Her resignation came just one day after the Government of the day announced the second phase of a review into the Commission’s remit.
The first phase had begun the previous December.
For its part, the Government claimed that, at the then rate of progress, the Commission would not complete its work for up to 11 years and could result in legal fees of up to €200m.
The resignation caused widespread controversy, particularly as Ms Justice Laffoy was scathing of the Government in her resignation letter.
She claimed that “since its establishment, the commission has never been properly enabled by the Government to fulfil satisfactorily the functions conferred on it by the Oireachtas.”

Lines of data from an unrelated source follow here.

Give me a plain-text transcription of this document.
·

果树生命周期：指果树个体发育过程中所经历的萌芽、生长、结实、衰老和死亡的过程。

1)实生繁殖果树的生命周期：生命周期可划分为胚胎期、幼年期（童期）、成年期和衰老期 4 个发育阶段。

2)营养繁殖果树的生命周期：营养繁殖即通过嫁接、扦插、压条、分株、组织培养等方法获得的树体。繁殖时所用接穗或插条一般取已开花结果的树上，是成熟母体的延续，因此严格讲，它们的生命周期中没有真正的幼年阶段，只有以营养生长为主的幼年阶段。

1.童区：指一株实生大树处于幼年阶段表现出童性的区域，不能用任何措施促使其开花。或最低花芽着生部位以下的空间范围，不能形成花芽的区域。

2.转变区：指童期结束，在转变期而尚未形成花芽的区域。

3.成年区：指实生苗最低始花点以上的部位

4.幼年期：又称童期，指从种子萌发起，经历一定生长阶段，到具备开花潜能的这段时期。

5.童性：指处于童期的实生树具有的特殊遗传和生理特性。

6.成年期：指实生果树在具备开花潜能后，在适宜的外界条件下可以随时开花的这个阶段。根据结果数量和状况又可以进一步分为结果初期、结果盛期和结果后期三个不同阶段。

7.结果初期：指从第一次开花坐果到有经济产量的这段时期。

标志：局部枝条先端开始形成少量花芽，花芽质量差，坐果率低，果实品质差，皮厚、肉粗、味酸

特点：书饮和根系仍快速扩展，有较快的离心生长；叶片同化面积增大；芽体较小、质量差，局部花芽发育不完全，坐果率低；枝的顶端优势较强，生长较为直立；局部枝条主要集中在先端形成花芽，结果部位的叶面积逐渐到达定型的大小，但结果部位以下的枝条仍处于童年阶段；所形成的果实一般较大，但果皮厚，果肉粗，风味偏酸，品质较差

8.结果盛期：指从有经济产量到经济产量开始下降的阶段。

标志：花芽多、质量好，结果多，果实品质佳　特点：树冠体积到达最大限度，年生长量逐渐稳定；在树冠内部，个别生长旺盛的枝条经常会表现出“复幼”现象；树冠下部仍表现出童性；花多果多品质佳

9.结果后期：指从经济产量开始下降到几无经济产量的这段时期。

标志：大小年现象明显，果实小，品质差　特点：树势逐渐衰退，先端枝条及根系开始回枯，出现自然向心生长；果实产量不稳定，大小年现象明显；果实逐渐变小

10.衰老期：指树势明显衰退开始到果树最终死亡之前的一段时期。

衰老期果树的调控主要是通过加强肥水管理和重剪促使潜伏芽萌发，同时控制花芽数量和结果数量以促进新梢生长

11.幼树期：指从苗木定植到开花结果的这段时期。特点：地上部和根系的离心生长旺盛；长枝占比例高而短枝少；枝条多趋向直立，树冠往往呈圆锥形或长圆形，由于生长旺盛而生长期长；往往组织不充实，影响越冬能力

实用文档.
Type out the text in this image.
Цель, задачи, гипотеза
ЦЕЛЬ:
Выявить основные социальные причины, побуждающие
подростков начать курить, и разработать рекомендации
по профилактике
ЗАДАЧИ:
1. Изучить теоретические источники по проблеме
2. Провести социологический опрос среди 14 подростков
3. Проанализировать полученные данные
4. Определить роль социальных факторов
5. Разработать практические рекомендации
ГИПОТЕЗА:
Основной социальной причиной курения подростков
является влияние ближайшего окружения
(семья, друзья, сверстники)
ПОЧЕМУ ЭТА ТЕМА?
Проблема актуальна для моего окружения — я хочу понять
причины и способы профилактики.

She also pointed to “a range of factors over which the Commission had no control had produced “a real and pervasive sense of powerlessness”.
Ms Justice Laffoy also complained that additional resources sought by the Commission since the previous June had not been made available.
She was replaced by Judge Seán Ryan, who was at the time a senior counsel.
The controversy didn’t end there and came in the form of a controversial deal done between the Government and the 18 religious congregations at the centre of the inquiry.
Further controversy was to follow — a controversy which continues to echo in the present, over a decade later.
The deal was signed in June 2002 — the dying days of the Fianna Fáil/Progressive Democrats coalition.
Signed by the then education minister Michael Woods, it was finalised after the dissolution of the 28th Dáil and before the new Dáil had met.
As a result, it was carried out without any public scrutiny and without a vote in the Oireachtas.
The details of the deal were hugely controversial. Under the agreement, the religious congregations were granted indemnity against all legal claims in return for €128m in cash and property.
To date, the total liability incurred by the taxpayer is over €1.5bn.
In short, the deal opened the State up to unlimited liability while the liability attached to the religious congregations was effectively scrapped in return for a financial contribution which subsequently emerged to be far short of what would be required.
For example, the following year, in a scathing report, the Comptroller and Auditor General put the bill at €1bn.
It also revealed that during negotiations on the indemnity deal, not a single government department did a forensic analysis on the exposure of the State with regard to the agreement.
Following the publication of the Ryan Report in 2009, the congregations offered a further €352m. As of last year, just €253m of the total €480m pledged has been transferred to the State.
The circumstances surrounding the indemnity deal remain controversial to this day.
Just last month, in an RTÉ documentary, the then attorney general Michael McDowell said the State “effectively signed a blank cheque” in agreeing to the deal.
The Ryan Report was finally published on May 20, 2009 and made headlines around the world and shocked the nation.